I holiday separately from DH all the time. He’s more of a homebody and isn’t too fussed with travelling. Sometimes he will join but he doesn’t like long holidays and it really has to be somewhere that piques his interest (rare). Stuffed if I’m sitting at home as that’s his preference, but te has never begrudged me going away with it without the kids (now adults). If he did, we would have been divorced decades ago.

NoGarlic · 14/05/2026 04:33

The ancestral root heritage of her father is all around her. Yours is not.

Perfectly encapsulated, @SparklyLeader. That's what all these strangely objecting PPs don't get - or refuse to acknowledge, perhaps.

Also, as @hoxtonbabe has more politely pointed out, replies focusing on OP's not having been born in Africa and lacking family links to any particular country are thoughtless at best. Racist and cruel at worst. Why? Because nearly every British-born black person has Caribbean great/grandparents. Every black Caribbean person descended from enslaved Africans.
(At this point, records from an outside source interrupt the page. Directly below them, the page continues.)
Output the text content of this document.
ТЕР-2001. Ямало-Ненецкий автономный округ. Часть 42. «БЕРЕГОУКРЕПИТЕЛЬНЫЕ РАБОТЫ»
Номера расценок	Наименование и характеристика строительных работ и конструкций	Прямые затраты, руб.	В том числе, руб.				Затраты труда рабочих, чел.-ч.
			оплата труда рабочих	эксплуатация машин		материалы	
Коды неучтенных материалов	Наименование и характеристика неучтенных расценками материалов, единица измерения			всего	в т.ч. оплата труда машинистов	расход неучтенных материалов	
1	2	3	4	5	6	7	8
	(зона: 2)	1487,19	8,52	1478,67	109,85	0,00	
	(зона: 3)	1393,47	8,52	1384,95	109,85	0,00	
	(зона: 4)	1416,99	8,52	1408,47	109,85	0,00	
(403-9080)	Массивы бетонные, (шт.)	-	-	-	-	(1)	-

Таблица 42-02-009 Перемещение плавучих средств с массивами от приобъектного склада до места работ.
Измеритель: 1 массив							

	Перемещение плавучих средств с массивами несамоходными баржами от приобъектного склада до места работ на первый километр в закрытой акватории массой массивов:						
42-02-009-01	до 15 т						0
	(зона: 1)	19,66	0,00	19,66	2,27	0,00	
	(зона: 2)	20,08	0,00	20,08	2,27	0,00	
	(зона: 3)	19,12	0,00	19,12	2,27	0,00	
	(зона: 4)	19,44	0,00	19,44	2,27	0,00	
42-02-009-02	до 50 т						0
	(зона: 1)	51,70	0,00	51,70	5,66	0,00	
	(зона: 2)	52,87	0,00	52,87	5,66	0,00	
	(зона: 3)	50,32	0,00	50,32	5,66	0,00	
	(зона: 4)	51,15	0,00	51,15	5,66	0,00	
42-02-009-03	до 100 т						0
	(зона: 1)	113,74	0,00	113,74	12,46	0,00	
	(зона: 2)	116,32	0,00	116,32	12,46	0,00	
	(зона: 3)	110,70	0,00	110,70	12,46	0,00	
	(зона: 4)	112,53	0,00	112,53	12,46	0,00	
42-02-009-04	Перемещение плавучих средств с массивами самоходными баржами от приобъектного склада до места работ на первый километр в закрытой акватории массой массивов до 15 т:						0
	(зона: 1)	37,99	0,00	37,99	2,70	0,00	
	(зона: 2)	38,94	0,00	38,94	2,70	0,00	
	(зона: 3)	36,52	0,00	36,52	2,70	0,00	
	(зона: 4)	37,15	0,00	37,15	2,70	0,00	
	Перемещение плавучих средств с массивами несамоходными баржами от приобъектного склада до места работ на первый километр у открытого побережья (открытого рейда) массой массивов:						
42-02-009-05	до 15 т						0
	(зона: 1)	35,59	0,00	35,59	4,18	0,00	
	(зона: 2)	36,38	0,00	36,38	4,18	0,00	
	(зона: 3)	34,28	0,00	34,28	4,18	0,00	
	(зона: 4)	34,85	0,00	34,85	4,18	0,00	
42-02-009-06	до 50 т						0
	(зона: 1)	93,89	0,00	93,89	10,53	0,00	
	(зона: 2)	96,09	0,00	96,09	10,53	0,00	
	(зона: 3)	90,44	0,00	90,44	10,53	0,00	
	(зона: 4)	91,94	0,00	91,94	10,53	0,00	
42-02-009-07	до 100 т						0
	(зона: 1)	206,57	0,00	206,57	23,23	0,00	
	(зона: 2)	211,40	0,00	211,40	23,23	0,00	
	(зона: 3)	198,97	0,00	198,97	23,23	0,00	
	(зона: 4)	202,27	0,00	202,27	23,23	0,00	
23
The plantation owners took brutal measures to remove from their workers all knowledge of the tribes and locations from which their ancestors had been captured. When you belittle or sneer at OP's right to a cultural connection with Africa, the continent, because she has no direct link to a specific location, you're perpetuating that: telling her she has no African heritage.

IfYouNeedMeAskYourFather · 14/05/2026 08:30

Comeinsideforacupoftea · 13/05/2026 22:29

I don't think it's quite this simple. For most people a holiday is a huge part of their budget. I can't physically stop my DH from going on an expensive holiday without consulting me but I'd be seriously pissed if he did. If he took my daughter out of the country without my approval I wouldn't quite go as extreme as divorce but it's not something that I'd forgive easily and it would make me feel very vulnerable as well as pissed. I wouldn't dream of spending thousands on a holiday and travelling hours on a flight if my DH wasn't comfortable with it tbh.

You actually could stop your DH from going on holiday, by notifying authorities. Whilst you might not go to the extremes, this is about the OP who is saying her DH is threatening divorce over a holiday, so sounds like he could go to those extremes. The OP has asked in her own post if she should book the holiday anyways, I'm just highlighting to her that it's risky. If he threatens divorce over such a trivial thing (won't travel to Africa but suggests Vietnam!) who knows what else he would do.